Playboy Magazine’s site contains an excellent, recent article on the Bush administration’s efforts to minimize the existence and human costs of Post-Traumatic Stress Disorder (PTSD) left untreated in troops returning from Iraq.

Mental health problems tend to be easy to ignore. There are no physical scars, or missing limbs. The public prefers to believe troops come home healthy and heroic, and the government is happy to encourage those beliefs. As a result, the long term costs of untreated PTSD are played down in both the press and in the federal budget.

War is a Racket, a short work written by former General Major Smedley Butler in 1935, contains a powerful description of Butler’s observation of the emotional damage caused by war :

Boys with a normal viewpoint were taken out of the fields and offices and factories and classrooms and put into the ranks. There they were remolded; they were made over; they were made to “about face”; to regard murder as the order of the day. They were put shoulder to shoulder and, through mass psychology, they were entirely changed. We used them for a couple of years and trained them to think nothing at all of killing or of being killed.

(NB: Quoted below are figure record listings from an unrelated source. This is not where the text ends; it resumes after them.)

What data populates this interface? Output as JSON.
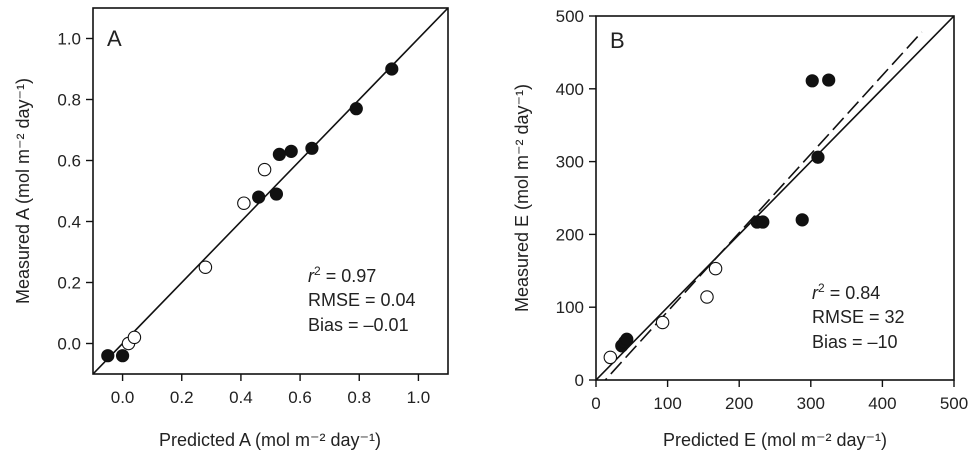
{
  "chart_data": [
    {
      "type": "scatter",
      "panel_label": "A",
      "xlabel": "Predicted A (mol m⁻² day⁻¹)",
      "ylabel": "Measured A (mol m⁻² day⁻¹)",
      "xlim": [
        -0.1,
        1.1
      ],
      "ylim": [
        -0.1,
        1.1
      ],
      "xticks": [
        0.0,
        0.2,
        0.4,
        0.6,
        0.8,
        1.0
      ],
      "yticks": [
        0.0,
        0.2,
        0.4,
        0.6,
        0.8,
        1.0
      ],
      "xtick_labels": [
        "0.0",
        "0.2",
        "0.4",
        "0.6",
        "0.8",
        "1.0"
      ],
      "ytick_labels": [
        "0.0",
        "0.2",
        "0.4",
        "0.6",
        "0.8",
        "1.0"
      ],
      "grid": false,
      "series": [
        {
          "marker": "filled-circle",
          "color": "#111111",
          "points": [
            [
              -0.05,
              -0.04
            ],
            [
              0.0,
              -0.04
            ],
            [
              0.46,
              0.48
            ],
            [
              0.52,
              0.49
            ],
            [
              0.53,
              0.62
            ],
            [
              0.57,
              0.63
            ],
            [
              0.64,
              0.64
            ],
            [
              0.79,
              0.77
            ],
            [
              0.91,
              0.9
            ]
          ]
        },
        {
          "marker": "open-circle",
          "color": "#111111",
          "points": [
            [
              0.02,
              0.0
            ],
            [
              0.04,
              0.02
            ],
            [
              0.28,
              0.25
            ],
            [
              0.41,
              0.46
            ],
            [
              0.48,
              0.57
            ]
          ]
        }
      ],
      "lines": [
        {
          "style": "solid",
          "from": [
            -0.1,
            -0.1
          ],
          "to": [
            1.1,
            1.1
          ]
        }
      ],
      "stats": {
        "r2": "0.97",
        "rmse": "RMSE = 0.04",
        "bias": "Bias = –0.01"
      }
    },
    {
      "type": "scatter",
      "panel_label": "B",
      "xlabel": "Predicted E (mol m⁻² day⁻¹)",
      "ylabel": "Measured E (mol m⁻² day⁻¹)",
      "xlim": [
        0,
        500
      ],
      "ylim": [
        0,
        500
      ],
      "xticks": [
        0,
        100,
        200,
        300,
        400,
        500
      ],
      "yticks": [
        0,
        100,
        200,
        300,
        400,
        500
      ],
      "xtick_labels": [
        "0",
        "100",
        "200",
        "300",
        "400",
        "500"
      ],
      "ytick_labels": [
        "0",
        "100",
        "200",
        "300",
        "400",
        "500"
      ],
      "grid": false,
      "series": [
        {
          "marker": "filled-circle",
          "color": "#111111",
          "points": [
            [
              36,
              47
            ],
            [
              40,
              52
            ],
            [
              43,
              56
            ],
            [
              225,
              217
            ],
            [
              233,
              217
            ],
            [
              288,
              220
            ],
            [
              302,
              411
            ],
            [
              310,
              306
            ],
            [
              325,
              412
            ]
          ]
        },
        {
          "marker": "open-circle",
          "color": "#111111",
          "points": [
            [
              20,
              31
            ],
            [
              93,
              79
            ],
            [
              155,
              114
            ],
            [
              167,
              153
            ]
          ]
        }
      ],
      "lines": [
        {
          "style": "solid",
          "from": [
            0,
            0
          ],
          "to": [
            500,
            500
          ]
        },
        {
          "style": "dashed",
          "from": [
            0,
            -14
          ],
          "to": [
            455,
            478
          ]
        }
      ],
      "stats": {
        "r2": "0.84",
        "rmse": "RMSE = 32",
        "bias": "Bias = –10"
      }
    }
  ]
}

Then, suddenly, we discharged them and told them to make another “about face”! This time they had to do their own readjustment, sans mass psychology, sans officers’ aid and advice and sans nation-wide propaganda. We didn’t need them any more. So we scattered them about without any “three-minute” or “Liberty Loan” speeches or parades. Many, too many, of these fine young boys are eventually destroyed, mentally, because they could not make that final “about face” alone.

In the government hospital in Marion, Indiana, 1,800 of these boys are in pens! Five hundred of them in a barracks with steel bars and wires all around outside the buildings and on the porches. These already have been mentally destroyed. These boys don’t even look like human beings. Oh, the looks on their faces! Physically, they are in good shape; mentally, they are gone.

Smedley ButlerSmedley Butler served in the Spanish American War, the Boxer Rebellion, the first World War and in US military actions in Honduras, Haiti and Veracruz, Mexico. He was awarded two Congressional Medals of Honor. After leaving military service he became a strong critic of the US administration and it’s willingness to use war to benefit industry.